Thursday, August 6, 2009

dxt



Plucked String Instrument

The Ruan is also known as the moon guitar, and comes in a variety of different sizes and pitches. It is fitted with four strings and frets. Its soundboard is wooden. Its appearance is much later in Chinese history.

Ruan (moon-shaped short-necked lute) is a Chinese fretted instrument dating back to 140-87 B.C. The name is a shortened form of Ruan Xian, a musician and one of the "seven Sages of Bamboo Grove" of the 3rd century (the Six Dynasties). Pictorial evidence, excavated from a tomb of his time in Nanjing, depicting Ruan Xian's performance of this instrument, confirms that its construction was roughly the same as that of today. Later Ruan was once termed as qin pipa (dating to the Qin dynasty between 221-207 BC) or yueqin (moon-shaped short-necked lute). It is a short necked Chinese foiled lute, 4 strings, played by plectrum. It is used by orchestras as well as for accompanying operatic performances. The ruan consists of three parts: resonator, neck and head. On the neck are 24 frets in half steps. Four strings, tuned to fifths (like a mandolin), provide a wide range of notes. It comes in several sizes according to their different ranges. Neat delicate tone. The ruan is now constructed as a family of soprano, alto, tenor and bass, a development intended to increases its range and effectiveness in the modern Chinese orchestra. The alto and the tenor are commonly used. A plectrum is needed in performance. Mellow in tone quality, it is often seen in ensembles or in accompaniments, and as a solo instrument in recent years.

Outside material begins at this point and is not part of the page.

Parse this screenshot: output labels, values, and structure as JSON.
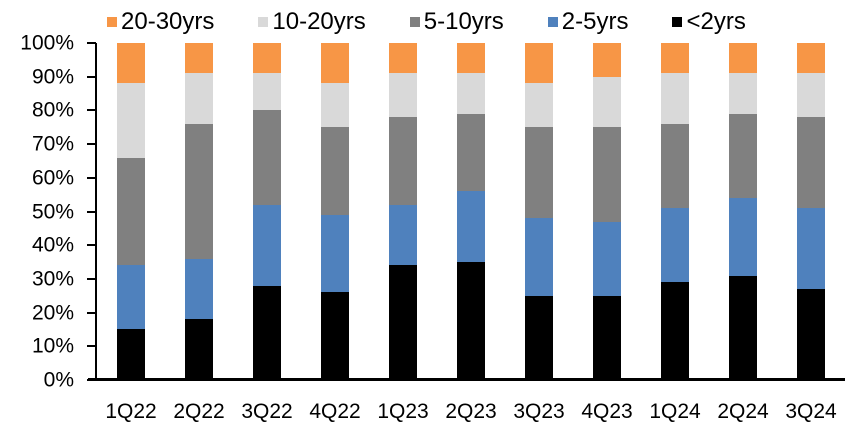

Mouth organs, such as the Khen, were first described in China about 3,000 years ago. They are free-reed instruments with a vibrating reed fitted in each pipe. The player blows into the wind chamber and sounds individual pipes by covering the finger holes. The Khen has six, fourteen, or sixteen bamboo pipes in a wood or ivory wind chamber. The largest of these instruments have pipes that are ten feet long.


The Calung, also known as the Jublag, is a Southeast Asian musical instrument. It's a metallophone which means that it is a metal xylophone which can play melodic percussion. They are cousins of the vibraphone. These are Balinese musical instruments specifically. The function of one pair of calung or jublag is to play the main melody. The difference from penyacah is that the size is bigger, the sound is lower, and from the way it's played. Penyacah is played more often, usually two penyacah to one calung. It is also played with wooden mallets that have rubber heads for a soft sound. The wooden frames are carved and painted.

The sitar is a North Indian instrument related to the vina, an Indian zither. Played strings run over arched metal frets to the peg-box. Sympathetic strings run under the frets in the troughed neck to lateral pegs.



The thin-bowled wooden resonator (coconut shells are sometimes used) of this instrument is covered with water buffalo hide. On the back of the resonator is carved a human face. The bone finger-board and peg box are ornamented with seven varying bands of a predominately triangluar motif. At the top of the finger-board is another face very different from the one on the resonator. The strings are tuned a fifth apart and are played with a loose bow.


The frame of this gangsa is carved with an elaborate depiction of animals from Balinese legends, and topped with six metal bars over bamboo resonators. The gangsa is part of Indonesian gamelon orchestras.